More comment by OG. The original value of N or Standard Penetration Test considered the way the value was obtained. A spinning cat-head (capstan) with one wrap of a rope hauled up a 140 pound weight and dropped it 30 inches, with number of blows in 12 inches of penetration counted. More modern methods are more efficient and so the blow count is lower than by the original method. Most of the formulas from some years back were based on the original methods. Depending on how the method was done, you may or may not need the correction.
A quick search for bearing capacity methods and formulas assuming a given degree of settlement of a footing was made on Google and some 21 different papers are discussed by this very complete summary of the subject. Some of them are shown in SY's ist above.
I think one has to evaluate whether or not his footings are rectangular, near square or long when using any of these. I'd think most are for rectangular, in which case settlement is likely less than for the same width long footings. You don't just use that that width (B) in any such determination.

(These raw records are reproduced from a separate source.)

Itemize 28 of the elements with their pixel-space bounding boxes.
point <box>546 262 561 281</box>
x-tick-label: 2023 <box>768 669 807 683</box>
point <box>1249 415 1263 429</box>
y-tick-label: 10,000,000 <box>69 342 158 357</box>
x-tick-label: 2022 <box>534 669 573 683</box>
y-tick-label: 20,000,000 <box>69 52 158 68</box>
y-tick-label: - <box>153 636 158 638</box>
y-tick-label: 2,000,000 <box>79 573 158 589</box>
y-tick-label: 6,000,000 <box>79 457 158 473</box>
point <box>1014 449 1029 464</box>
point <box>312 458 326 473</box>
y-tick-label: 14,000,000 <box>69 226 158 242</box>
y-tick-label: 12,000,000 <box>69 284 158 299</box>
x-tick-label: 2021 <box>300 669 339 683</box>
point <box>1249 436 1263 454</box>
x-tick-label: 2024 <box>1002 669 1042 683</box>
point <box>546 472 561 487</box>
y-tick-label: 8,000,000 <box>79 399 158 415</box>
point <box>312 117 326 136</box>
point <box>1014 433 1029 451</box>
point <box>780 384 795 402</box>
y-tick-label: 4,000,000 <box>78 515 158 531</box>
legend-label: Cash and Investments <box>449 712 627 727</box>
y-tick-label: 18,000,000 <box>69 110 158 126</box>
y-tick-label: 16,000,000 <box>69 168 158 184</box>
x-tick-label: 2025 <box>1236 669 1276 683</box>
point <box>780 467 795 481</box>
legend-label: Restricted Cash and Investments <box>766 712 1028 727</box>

Finally, with several places where width is used in the formula, or other awkward use, likely it is necessary for you to develop a chart relating loads (column, or load per unit length) versus width of footing, with lines of equal settlement then plotted. The use of that chart by the footing design engineer then avoids them making any calculations using any of the many methods available. Where ever you can find that the method was used was field checked to see how well it works, then that might be more useful than blindly adopting any method. In the case of the Hough original charts, a study by California DOT with some of their jobs showed it was quite accurate, unless the water table was shallow, in which case it under-predictged settlement. From what I know, I don[t think one can automatically apply any of these to a mat or raft foundation. In that case get samples and get actual compression related data and run the calculations.
Don't forget to have grain size tests done for sand, because uniform graded sand N values are very misleadingly low.